The Agreement’s new arrangements are set out in an Annex (ENER-4):

“the Specialised Committee on Energy, as a matter of priority, shall take the necessary steps . . . to ensure that transmission system operators develop arrangements setting out technical procedures in accordance with Annex ENER-4 within a specific timeline.”

“If the Specialised Committee on Energy does not recommend that the Parties implement such technical procedures in accordance with Article ENER.19(4) . . .  it shall take decisions and make recommendations as necessary for electricity interconnector capacity to be allocated at the day-ahead market timeframe in accordance with Annex ENER-4.”

Which seems to say the Specialised Committee (made up of representatives of the EU and UK) can implement the new arrangements as set out in the Annex, and if it doesn’t agree to them, it can implement them anyway.

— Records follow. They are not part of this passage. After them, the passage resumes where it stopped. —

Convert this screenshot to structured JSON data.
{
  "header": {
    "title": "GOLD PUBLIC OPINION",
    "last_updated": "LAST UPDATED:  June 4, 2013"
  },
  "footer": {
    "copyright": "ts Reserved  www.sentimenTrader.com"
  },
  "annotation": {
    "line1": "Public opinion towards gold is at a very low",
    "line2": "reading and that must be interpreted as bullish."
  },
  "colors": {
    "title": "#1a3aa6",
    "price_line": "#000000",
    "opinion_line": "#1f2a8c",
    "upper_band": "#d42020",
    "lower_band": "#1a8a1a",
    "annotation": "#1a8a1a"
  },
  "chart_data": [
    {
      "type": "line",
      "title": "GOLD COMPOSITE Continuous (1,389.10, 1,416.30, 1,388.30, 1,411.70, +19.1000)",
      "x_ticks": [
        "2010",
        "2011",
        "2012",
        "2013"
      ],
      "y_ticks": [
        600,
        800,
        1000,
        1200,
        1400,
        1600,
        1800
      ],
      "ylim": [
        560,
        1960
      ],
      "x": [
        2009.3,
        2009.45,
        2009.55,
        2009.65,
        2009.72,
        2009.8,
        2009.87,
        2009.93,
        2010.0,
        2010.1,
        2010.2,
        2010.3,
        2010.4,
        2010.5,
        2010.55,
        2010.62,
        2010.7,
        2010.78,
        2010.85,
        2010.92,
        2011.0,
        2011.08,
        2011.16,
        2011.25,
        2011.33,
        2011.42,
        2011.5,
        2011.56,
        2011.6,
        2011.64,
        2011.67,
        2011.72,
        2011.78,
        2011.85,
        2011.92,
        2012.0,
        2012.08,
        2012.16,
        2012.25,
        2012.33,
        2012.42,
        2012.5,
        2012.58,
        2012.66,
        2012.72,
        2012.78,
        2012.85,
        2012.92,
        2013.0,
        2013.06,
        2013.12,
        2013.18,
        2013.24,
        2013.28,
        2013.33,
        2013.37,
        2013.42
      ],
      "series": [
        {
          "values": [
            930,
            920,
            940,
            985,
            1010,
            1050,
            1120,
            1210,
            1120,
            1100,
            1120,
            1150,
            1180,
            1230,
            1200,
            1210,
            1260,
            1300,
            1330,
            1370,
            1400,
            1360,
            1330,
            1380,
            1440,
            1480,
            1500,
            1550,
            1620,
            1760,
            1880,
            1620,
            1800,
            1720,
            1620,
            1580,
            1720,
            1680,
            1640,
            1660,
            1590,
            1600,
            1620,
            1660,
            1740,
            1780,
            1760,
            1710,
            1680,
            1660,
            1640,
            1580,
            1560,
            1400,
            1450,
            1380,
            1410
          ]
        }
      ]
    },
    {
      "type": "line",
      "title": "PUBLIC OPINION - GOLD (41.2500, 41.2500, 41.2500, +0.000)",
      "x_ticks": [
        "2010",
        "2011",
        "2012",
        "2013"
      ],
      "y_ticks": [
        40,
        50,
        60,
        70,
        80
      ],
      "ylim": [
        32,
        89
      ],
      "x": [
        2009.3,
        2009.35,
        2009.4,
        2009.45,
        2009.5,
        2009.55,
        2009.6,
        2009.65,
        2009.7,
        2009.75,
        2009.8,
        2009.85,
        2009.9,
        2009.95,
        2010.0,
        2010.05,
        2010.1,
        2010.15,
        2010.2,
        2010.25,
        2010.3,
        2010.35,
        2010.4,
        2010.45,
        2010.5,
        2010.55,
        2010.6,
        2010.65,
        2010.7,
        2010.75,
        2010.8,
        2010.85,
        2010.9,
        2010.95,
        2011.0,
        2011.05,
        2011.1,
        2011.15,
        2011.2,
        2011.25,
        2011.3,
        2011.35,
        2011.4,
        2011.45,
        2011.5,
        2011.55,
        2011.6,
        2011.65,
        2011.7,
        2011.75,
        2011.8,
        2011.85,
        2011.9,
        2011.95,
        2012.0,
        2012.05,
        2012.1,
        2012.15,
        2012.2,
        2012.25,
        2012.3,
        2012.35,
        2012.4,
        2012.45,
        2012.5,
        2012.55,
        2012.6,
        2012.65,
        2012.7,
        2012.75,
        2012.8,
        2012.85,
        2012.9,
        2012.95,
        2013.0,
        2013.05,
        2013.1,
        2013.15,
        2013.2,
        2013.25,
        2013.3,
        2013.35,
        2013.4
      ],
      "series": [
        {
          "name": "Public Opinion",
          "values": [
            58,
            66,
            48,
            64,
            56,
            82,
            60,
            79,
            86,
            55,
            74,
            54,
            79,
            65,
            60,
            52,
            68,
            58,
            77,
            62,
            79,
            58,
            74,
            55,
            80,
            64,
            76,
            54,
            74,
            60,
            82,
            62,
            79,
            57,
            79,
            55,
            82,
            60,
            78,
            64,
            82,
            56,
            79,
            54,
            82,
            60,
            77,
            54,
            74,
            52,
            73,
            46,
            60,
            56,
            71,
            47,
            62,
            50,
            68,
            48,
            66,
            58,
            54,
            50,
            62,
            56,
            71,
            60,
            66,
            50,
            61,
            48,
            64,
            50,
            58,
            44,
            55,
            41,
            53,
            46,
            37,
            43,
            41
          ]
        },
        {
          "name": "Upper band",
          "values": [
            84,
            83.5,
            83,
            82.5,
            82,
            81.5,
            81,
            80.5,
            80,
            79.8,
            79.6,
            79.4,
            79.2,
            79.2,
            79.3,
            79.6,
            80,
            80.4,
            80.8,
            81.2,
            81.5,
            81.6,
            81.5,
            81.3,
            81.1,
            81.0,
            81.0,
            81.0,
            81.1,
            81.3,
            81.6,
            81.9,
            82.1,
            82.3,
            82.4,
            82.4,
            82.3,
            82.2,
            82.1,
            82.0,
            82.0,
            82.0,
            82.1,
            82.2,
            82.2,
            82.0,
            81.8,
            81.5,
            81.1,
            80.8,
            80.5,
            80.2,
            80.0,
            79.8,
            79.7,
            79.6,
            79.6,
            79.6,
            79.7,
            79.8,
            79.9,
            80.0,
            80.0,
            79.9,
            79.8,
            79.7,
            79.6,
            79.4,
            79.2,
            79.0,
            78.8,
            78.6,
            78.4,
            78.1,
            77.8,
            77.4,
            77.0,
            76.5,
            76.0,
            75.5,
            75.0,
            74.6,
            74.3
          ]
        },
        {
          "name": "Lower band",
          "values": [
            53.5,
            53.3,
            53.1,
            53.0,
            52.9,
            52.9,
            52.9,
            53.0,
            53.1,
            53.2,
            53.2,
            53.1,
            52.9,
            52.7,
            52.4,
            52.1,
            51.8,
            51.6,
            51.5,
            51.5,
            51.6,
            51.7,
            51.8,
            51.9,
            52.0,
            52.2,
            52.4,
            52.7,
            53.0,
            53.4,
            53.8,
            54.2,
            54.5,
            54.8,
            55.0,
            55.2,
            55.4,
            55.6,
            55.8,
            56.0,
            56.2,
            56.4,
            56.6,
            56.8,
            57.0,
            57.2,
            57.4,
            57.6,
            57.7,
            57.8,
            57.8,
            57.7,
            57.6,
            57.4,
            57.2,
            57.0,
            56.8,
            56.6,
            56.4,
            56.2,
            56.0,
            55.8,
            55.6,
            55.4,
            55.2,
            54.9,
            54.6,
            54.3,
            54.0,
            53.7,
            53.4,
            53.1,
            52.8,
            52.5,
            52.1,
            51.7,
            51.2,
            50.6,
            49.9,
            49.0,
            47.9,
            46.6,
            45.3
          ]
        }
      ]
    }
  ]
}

These arrangements envisage an auction involving the UK and those EU countries directly connected to the UK by interconnectors, before the EU Single Market Day-Ahead auction.  The results of it would be an input into the EU auction calculations.  The EU Day-Ahead auction closes at 12:00 and produces results for the 24 hours beginning 24:00 on the same day (all times are Central European Time i.e. one hour before UK time).

The newly mandated EU-UK auction would therefore have to be completed well before 12:00 and would not contain more up-to-date information on demand, the weather and power plant availability etc. which may thereby make it less attractive to potential participants.  In these circumstances the prices coming out of it may result in less efficient prices so that the interconnectors directly joining the UK with the other parts of the EU may not flow in the ‘correct’ direction.

In our example above, if, in the EU Day-Ahead auction, the price in Britain was €60 and the price in France was €50 the flow of electricity mandated by the earlier auction might be to France, which would lower the price there and permit export from Britain but would take electricity from where it is relatively expensive to where it is already relatively cheaper, exaggerating the price differences instead of bringing them together.  This would therefore not be an efficient use of the interconnectors.

This of course would affect both Britain and EU countries and would be sub-optimal for both but it is also the case that Britain would suffer proportionately more.  Another example of where exit from the EU may cause harm.

In looking in more detail at one area of the Trade Agreement we can see the stupidity of Brexit even from the narrow point of view of British capitalism.  This includes the left supporters of Brexit whose equally narrow nationalist claims are also unjustified as we have seen.  From a socialist point of view, while it undermines any genuine objective of international socialism Brexit also undermines its left supporters actual project of reforming capitalism through prioritising the nation state and its so-called ‘sovereignty’.